Белла улыбнулась, словно поняла, о чем думала Ли. Как будто насмехалась над ней.
– Ты счастлива? – спросила Ли.
– Я сожалею о твоей матери. И о Коэне.
Ли вздрогнула.
– С ними все в порядке?
– С Мирс – да. С AI – сложнее.
– А может, он…
– Мы все – живые, Кэтрин. Разве ты не чувствуешь нас? Мы чувствуем тебя. Каждую твою частичку, каждое слово, каждую сеть, где бы ты ни находилась на станции. Мы любим тебя.
Ли закрыла глаза и приложила ладони к лицу.
– Кэти, – позвала Белла голосом ее отца.
– Не нужно! Я не буду слушать!
Белла пожала плечами и заговорила снова уже своим голосом:
– Многие люди говорят, что их это утешает.
– Меня не нужно утешать.
На самом деле она хотела, чтобы ее кто-нибудь утешил. Она хотела этого так сильно, что даже пугалась этого. Ей хотелось бы услышать голос Мирс из прекрасных губ Беллы. Или голос Маккуина. Возможно, она могла и попросить. Что в этом плохого? Но она не могла просить вызвать единственный голос, который жаждала услышать. Если бы она услышала его, то ей не хватило бы сил уйти отсюда.
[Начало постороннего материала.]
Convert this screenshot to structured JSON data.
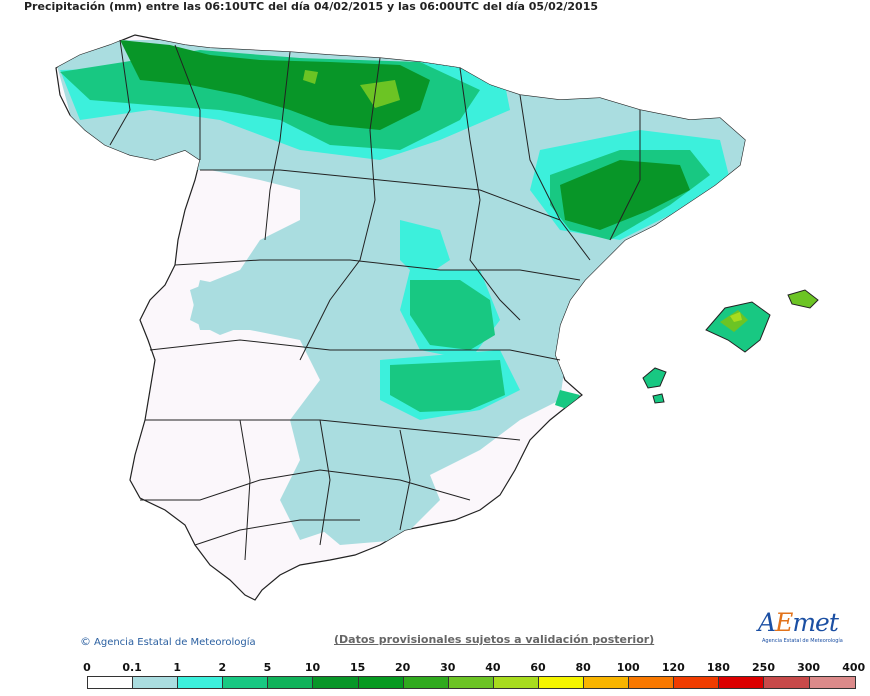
{
  "header": {
    "title": "Precipitación (mm) entre las 06:10UTC del día 04/02/2015 y las 06:00UTC del día 05/02/2015"
  },
  "footer": {
    "copyright_symbol": "©",
    "agency": "Agencia Estatal de Meteorología",
    "disclaimer": "(Datos provisionales sujetos a validación posterior)",
    "logo_a": "A",
    "logo_e": "E",
    "logo_rest": "met",
    "logo_sub": "Agencia Estatal de Meteorología"
  },
  "legend": {
    "labels": [
      "0",
      "0.1",
      "1",
      "2",
      "5",
      "10",
      "15",
      "20",
      "30",
      "40",
      "60",
      "80",
      "100",
      "120",
      "180",
      "250",
      "300",
      "400"
    ],
    "colors": [
      "#ffffff",
      "#aadde0",
      "#3cf0dc",
      "#18c882",
      "#10b25a",
      "#089628",
      "#069a20",
      "#30aa1e",
      "#6cc424",
      "#a8dc1e",
      "#f4f400",
      "#f8b400",
      "#f87800",
      "#f03c00",
      "#dc0000",
      "#c84a4a",
      "#dc8a8a",
      "#f0c0c0"
    ]
  },
  "map": {
    "colors": {
      "land": "#fbf7fb",
      "sea": "#ffffff",
      "light_rain": "#aadde0",
      "cyan_rain": "#3cf0dc",
      "green_rain": "#18c882",
      "dark_green_rain": "#089628",
      "yellow_green_rain": "#a8dc1e",
      "border": "#222222"
    }
  }
}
– Ты уверена? – спросила Белла.
Ли не ответила и вышла не оглядываясь.
Она вернулась в свое жилище, где ее ожидал звонок от Нгуен.
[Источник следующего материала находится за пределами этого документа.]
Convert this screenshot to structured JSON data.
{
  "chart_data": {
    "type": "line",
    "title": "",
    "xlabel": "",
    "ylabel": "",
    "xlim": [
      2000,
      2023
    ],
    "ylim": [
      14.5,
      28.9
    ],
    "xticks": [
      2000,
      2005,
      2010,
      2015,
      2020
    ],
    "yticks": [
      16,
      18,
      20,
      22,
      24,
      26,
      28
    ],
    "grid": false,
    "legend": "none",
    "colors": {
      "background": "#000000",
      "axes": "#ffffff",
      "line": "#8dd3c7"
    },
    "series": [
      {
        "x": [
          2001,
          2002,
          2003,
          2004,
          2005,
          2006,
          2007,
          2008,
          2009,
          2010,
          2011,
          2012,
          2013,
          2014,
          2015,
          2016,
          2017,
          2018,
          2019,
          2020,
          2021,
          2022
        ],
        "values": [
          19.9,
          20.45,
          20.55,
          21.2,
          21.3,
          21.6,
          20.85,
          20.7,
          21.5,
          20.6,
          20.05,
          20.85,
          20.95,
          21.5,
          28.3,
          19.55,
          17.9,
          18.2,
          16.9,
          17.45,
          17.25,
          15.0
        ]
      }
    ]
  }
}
– Ты почему перестала последние дни отвечать на звонки? – спросила Нгуен.
Ли пожала плечами.
– Понимаю. Играем в безутешную вдову. Ну что ж, получив от него столько денег, можно и соблюсти традиции. Кто бы мог подумать, что он оставит тебе все?
Ли молчала. Можно даже и не стараться выяснять, как Нгуен узнала об этом.
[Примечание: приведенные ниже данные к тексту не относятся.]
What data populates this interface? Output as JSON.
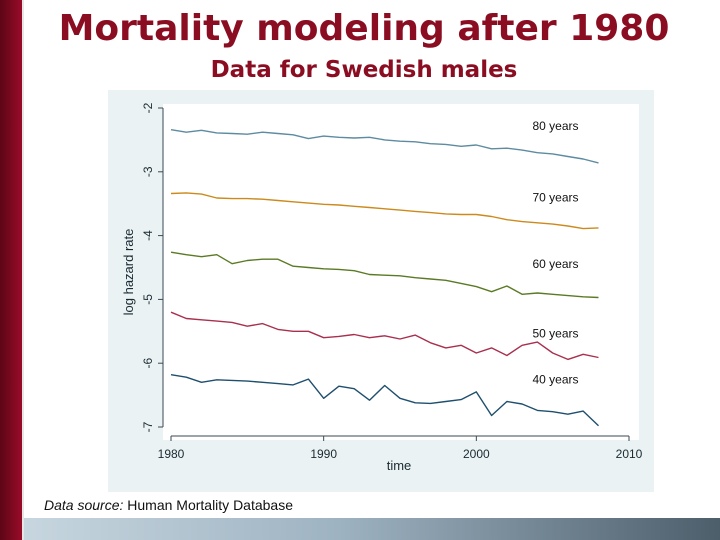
{
  "slide": {
    "title": "Mortality modeling after 1980",
    "subtitle": "Data for Swedish males",
    "caption_label": "Data source:",
    "caption_text": " Human Mortality Database"
  },
  "chart_data": {
    "type": "line",
    "title": "",
    "xlabel": "time",
    "ylabel": "log hazard rate",
    "xlim": [
      1980,
      2010
    ],
    "ylim": [
      -7,
      -2
    ],
    "xticks": [
      1980,
      1990,
      2000,
      2010
    ],
    "yticks": [
      -7,
      -6,
      -5,
      -4,
      -3,
      -2
    ],
    "grid": false,
    "series": [
      {
        "name": "80 years",
        "label": "80 years",
        "color": "#5d8ba0",
        "x": [
          1980,
          1981,
          1982,
          1983,
          1984,
          1985,
          1986,
          1987,
          1988,
          1989,
          1990,
          1991,
          1992,
          1993,
          1994,
          1995,
          1996,
          1997,
          1998,
          1999,
          2000,
          2001,
          2002,
          2003,
          2004,
          2005,
          2006,
          2007,
          2008
        ],
        "values": [
          -2.34,
          -2.38,
          -2.35,
          -2.39,
          -2.4,
          -2.41,
          -2.38,
          -2.4,
          -2.42,
          -2.48,
          -2.44,
          -2.46,
          -2.47,
          -2.46,
          -2.5,
          -2.52,
          -2.53,
          -2.56,
          -2.57,
          -2.6,
          -2.58,
          -2.64,
          -2.63,
          -2.66,
          -2.7,
          -2.72,
          -2.76,
          -2.8,
          -2.86
        ]
      },
      {
        "name": "70 years",
        "label": "70 years",
        "color": "#cc8a1d",
        "x": [
          1980,
          1981,
          1982,
          1983,
          1984,
          1985,
          1986,
          1987,
          1988,
          1989,
          1990,
          1991,
          1992,
          1993,
          1994,
          1995,
          1996,
          1997,
          1998,
          1999,
          2000,
          2001,
          2002,
          2003,
          2004,
          2005,
          2006,
          2007,
          2008
        ],
        "values": [
          -3.34,
          -3.33,
          -3.35,
          -3.41,
          -3.42,
          -3.42,
          -3.43,
          -3.45,
          -3.47,
          -3.49,
          -3.51,
          -3.52,
          -3.54,
          -3.56,
          -3.58,
          -3.6,
          -3.62,
          -3.64,
          -3.66,
          -3.67,
          -3.67,
          -3.7,
          -3.75,
          -3.78,
          -3.8,
          -3.82,
          -3.85,
          -3.89,
          -3.88
        ]
      },
      {
        "name": "60 years",
        "label": "60 years",
        "color": "#5b7a25",
        "x": [
          1980,
          1981,
          1982,
          1983,
          1984,
          1985,
          1986,
          1987,
          1988,
          1989,
          1990,
          1991,
          1992,
          1993,
          1994,
          1995,
          1996,
          1997,
          1998,
          1999,
          2000,
          2001,
          2002,
          2003,
          2004,
          2005,
          2006,
          2007,
          2008
        ],
        "values": [
          -4.26,
          -4.3,
          -4.33,
          -4.3,
          -4.44,
          -4.39,
          -4.37,
          -4.37,
          -4.48,
          -4.5,
          -4.52,
          -4.53,
          -4.55,
          -4.61,
          -4.62,
          -4.63,
          -4.66,
          -4.68,
          -4.7,
          -4.75,
          -4.8,
          -4.88,
          -4.79,
          -4.92,
          -4.9,
          -4.92,
          -4.94,
          -4.96,
          -4.97
        ]
      },
      {
        "name": "50 years",
        "label": "50 years",
        "color": "#a8304e",
        "x": [
          1980,
          1981,
          1982,
          1983,
          1984,
          1985,
          1986,
          1987,
          1988,
          1989,
          1990,
          1991,
          1992,
          1993,
          1994,
          1995,
          1996,
          1997,
          1998,
          1999,
          2000,
          2001,
          2002,
          2003,
          2004,
          2005,
          2006,
          2007,
          2008
        ],
        "values": [
          -5.2,
          -5.3,
          -5.32,
          -5.34,
          -5.36,
          -5.42,
          -5.38,
          -5.47,
          -5.5,
          -5.5,
          -5.6,
          -5.58,
          -5.55,
          -5.6,
          -5.57,
          -5.62,
          -5.56,
          -5.68,
          -5.76,
          -5.72,
          -5.84,
          -5.76,
          -5.88,
          -5.72,
          -5.67,
          -5.84,
          -5.94,
          -5.86,
          -5.91
        ]
      },
      {
        "name": "40 years",
        "label": "40 years",
        "color": "#1f4f6e",
        "x": [
          1980,
          1981,
          1982,
          1983,
          1984,
          1985,
          1986,
          1987,
          1988,
          1989,
          1990,
          1991,
          1992,
          1993,
          1994,
          1995,
          1996,
          1997,
          1998,
          1999,
          2000,
          2001,
          2002,
          2003,
          2004,
          2005,
          2006,
          2007,
          2008
        ],
        "values": [
          -6.18,
          -6.22,
          -6.3,
          -6.26,
          -6.27,
          -6.28,
          -6.3,
          -6.32,
          -6.34,
          -6.25,
          -6.55,
          -6.36,
          -6.4,
          -6.58,
          -6.35,
          -6.55,
          -6.62,
          -6.63,
          -6.6,
          -6.57,
          -6.45,
          -6.82,
          -6.6,
          -6.64,
          -6.74,
          -6.76,
          -6.8,
          -6.75,
          -6.98
        ]
      }
    ]
  }
}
– Конечно, тебе ничего не достанется. Генеральный адвокат оспорит завещание. И выиграет. Половина аппаратных средств, которыми пользуется система Коэна, работает по правительственным патентам и лицензиям. Они обанкротят тебя.
Ли посмотрела на свои руки и вздохнула.
– Это все, ради чего вы звоните, или вы хотите сказать еще что-нибудь?
Нгуен холодно улыбнулась и достала из-за поля ВР оборванный желтый клочок бумаги.
– Мы знаем. Нам известно все. Все кончено, Ли.
– Если бы все было действительно кончено, то вы не разговаривали бы со мной.
– Меня уполномочили предложить тебе выход из этой ситуации. При данных обстоятельствах мы приняли решение… Благоразумный выбор был бы лучшим подходом.
Ли ждала.
– Ты отправляешься на Альбу вместе с остальным персоналом станции для расследования. По прибытии ты напишешь рапорт на отпуск по состоянию здоровья. Как только все немного уляжется, ты подашь в отставку. Тихо. Для тебя будет найдена подходящая работа в частном секторе. И мы забудем о том, что случилось или не случилось на Компсоне.